What I also realized is that the idea of “bettering yourself” should never be limited to the achievement of money or status (although that is fine too) but really about achieving whatever positive goals and dreams you have.  It’s also not really meant to be some piece of the Western obsession of never being satisfied with what we have and needing to get more and more and more.  Your positive goal (and mine really to a certain degree) could be to strip away the needless and flashy to achieve a more authentic life experience that is tied less to a snazzy title, a luxury car or a premium ZIP code.

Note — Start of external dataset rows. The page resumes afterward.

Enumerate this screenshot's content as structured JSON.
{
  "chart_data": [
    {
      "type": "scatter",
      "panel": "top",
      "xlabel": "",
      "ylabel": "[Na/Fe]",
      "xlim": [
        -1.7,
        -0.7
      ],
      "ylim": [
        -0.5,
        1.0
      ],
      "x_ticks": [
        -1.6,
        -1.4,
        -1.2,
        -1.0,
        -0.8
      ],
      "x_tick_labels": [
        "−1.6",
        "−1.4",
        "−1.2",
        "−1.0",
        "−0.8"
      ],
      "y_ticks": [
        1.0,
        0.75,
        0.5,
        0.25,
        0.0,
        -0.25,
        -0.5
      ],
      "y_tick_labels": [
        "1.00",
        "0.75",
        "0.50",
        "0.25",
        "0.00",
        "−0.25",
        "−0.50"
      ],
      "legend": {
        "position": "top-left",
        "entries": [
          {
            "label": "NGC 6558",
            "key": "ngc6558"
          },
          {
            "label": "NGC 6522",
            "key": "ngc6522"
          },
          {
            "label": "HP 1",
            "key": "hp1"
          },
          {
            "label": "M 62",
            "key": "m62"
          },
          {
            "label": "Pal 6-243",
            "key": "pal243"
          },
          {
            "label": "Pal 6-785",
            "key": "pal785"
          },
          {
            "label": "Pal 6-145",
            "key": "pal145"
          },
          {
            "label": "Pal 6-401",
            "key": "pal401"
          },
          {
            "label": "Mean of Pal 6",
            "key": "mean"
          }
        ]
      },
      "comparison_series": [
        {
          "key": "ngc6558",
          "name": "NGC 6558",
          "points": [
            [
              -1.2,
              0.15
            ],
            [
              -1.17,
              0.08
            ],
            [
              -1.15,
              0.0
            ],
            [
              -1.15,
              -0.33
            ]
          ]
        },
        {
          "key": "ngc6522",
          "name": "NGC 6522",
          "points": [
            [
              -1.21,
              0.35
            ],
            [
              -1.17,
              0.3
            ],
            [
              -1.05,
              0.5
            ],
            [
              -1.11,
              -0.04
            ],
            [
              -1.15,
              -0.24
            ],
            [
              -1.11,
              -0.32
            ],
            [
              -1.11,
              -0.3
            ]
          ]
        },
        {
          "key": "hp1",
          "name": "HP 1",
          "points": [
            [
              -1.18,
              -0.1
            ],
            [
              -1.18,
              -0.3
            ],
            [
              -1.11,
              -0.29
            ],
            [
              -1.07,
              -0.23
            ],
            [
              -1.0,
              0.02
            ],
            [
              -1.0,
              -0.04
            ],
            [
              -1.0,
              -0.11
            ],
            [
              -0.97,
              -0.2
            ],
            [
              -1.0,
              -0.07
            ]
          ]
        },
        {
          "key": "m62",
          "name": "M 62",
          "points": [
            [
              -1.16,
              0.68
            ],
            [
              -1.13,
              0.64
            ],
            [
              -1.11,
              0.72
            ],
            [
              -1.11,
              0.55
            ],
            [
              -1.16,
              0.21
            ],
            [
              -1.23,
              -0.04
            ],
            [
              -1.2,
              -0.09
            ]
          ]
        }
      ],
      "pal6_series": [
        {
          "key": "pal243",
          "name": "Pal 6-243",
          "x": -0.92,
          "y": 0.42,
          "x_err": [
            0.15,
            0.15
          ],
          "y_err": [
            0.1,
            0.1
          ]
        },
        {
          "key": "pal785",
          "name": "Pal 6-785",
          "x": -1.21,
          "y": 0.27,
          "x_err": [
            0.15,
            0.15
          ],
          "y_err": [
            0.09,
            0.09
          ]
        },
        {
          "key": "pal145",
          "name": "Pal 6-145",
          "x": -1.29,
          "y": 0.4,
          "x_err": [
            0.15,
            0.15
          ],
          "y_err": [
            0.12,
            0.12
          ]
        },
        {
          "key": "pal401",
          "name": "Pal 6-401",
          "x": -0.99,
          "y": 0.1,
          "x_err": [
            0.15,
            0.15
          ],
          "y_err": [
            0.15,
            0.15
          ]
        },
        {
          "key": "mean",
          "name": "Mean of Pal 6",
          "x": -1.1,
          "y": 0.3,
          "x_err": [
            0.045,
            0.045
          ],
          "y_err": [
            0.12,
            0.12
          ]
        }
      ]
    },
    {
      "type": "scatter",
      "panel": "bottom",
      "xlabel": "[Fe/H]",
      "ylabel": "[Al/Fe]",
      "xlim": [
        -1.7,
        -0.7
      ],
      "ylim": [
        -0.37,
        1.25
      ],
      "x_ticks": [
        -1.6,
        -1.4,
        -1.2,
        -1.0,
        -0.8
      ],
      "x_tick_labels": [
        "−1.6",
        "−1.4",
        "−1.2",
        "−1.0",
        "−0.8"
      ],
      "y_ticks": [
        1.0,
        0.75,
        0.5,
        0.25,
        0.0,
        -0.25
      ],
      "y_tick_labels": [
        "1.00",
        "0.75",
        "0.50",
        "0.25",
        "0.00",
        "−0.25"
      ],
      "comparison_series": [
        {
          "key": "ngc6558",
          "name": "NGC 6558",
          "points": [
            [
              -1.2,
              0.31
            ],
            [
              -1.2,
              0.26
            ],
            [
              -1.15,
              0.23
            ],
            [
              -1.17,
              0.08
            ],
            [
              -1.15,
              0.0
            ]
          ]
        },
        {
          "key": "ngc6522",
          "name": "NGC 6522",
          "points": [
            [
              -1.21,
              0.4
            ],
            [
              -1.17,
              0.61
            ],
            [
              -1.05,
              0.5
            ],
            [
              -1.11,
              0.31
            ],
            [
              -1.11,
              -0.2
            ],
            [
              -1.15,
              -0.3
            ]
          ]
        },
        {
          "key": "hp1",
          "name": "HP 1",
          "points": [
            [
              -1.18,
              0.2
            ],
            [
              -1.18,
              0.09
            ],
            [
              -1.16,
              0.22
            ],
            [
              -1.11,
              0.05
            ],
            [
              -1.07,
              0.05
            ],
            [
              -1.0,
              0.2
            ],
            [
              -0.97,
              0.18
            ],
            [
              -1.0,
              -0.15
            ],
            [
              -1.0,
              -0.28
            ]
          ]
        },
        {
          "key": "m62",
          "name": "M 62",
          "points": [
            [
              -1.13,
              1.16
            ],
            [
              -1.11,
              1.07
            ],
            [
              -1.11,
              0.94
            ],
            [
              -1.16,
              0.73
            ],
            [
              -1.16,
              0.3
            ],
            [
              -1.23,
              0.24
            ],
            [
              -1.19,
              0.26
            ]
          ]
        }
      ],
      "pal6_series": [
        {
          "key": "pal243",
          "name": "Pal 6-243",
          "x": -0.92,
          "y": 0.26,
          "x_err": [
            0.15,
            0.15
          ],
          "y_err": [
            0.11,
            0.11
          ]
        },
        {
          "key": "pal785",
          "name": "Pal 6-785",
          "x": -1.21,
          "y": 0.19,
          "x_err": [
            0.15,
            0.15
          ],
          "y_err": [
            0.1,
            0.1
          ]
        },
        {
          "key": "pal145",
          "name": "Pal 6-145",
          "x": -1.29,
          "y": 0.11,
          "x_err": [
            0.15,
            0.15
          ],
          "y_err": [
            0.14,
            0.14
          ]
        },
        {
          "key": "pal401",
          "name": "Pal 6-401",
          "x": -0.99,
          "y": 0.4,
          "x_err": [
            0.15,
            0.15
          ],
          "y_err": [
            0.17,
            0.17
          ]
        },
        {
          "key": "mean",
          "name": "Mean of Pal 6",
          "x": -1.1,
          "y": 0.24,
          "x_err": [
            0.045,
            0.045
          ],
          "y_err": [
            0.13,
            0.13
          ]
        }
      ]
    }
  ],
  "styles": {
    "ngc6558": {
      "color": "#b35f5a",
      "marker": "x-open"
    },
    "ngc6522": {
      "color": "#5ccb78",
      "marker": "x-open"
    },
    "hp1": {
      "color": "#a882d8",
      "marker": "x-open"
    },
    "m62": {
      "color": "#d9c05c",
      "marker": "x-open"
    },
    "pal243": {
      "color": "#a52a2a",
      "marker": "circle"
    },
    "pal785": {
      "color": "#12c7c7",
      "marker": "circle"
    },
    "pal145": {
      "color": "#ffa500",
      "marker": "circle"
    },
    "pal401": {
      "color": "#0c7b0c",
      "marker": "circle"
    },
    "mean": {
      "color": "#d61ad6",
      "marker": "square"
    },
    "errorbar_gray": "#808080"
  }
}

Where does this blog fit into all of this?  Fairly simple: I will use this to detail my own trials and tribulations along my own life path and to share a few nuggets I find along the way.  I am fascinated with how we, as human beings, can live a life that is a little more integrated and balances mind, body, heart and spirit into a cohesive package.  So, I will write about strength training, but it will not be concerned just with getting physically stronger, but the carry-over that strength brings to the rest of your life (still one of the most underrated aspects of strength and conditioning)… or I will write about a great book that satisfies both the mind and the spirit…  and sometimes I will just write about more singular aspects of life.  It’s all interesting to me and hopefully will be to you.

Thanks for coming along.  I am looking forward to the writing, but even more to engaging with anyone who reads all of my nonsensical ramblings along the way.  Hey, I may take the topics and thoughts seriously, but never myself.  That’s just crazy talk, right there.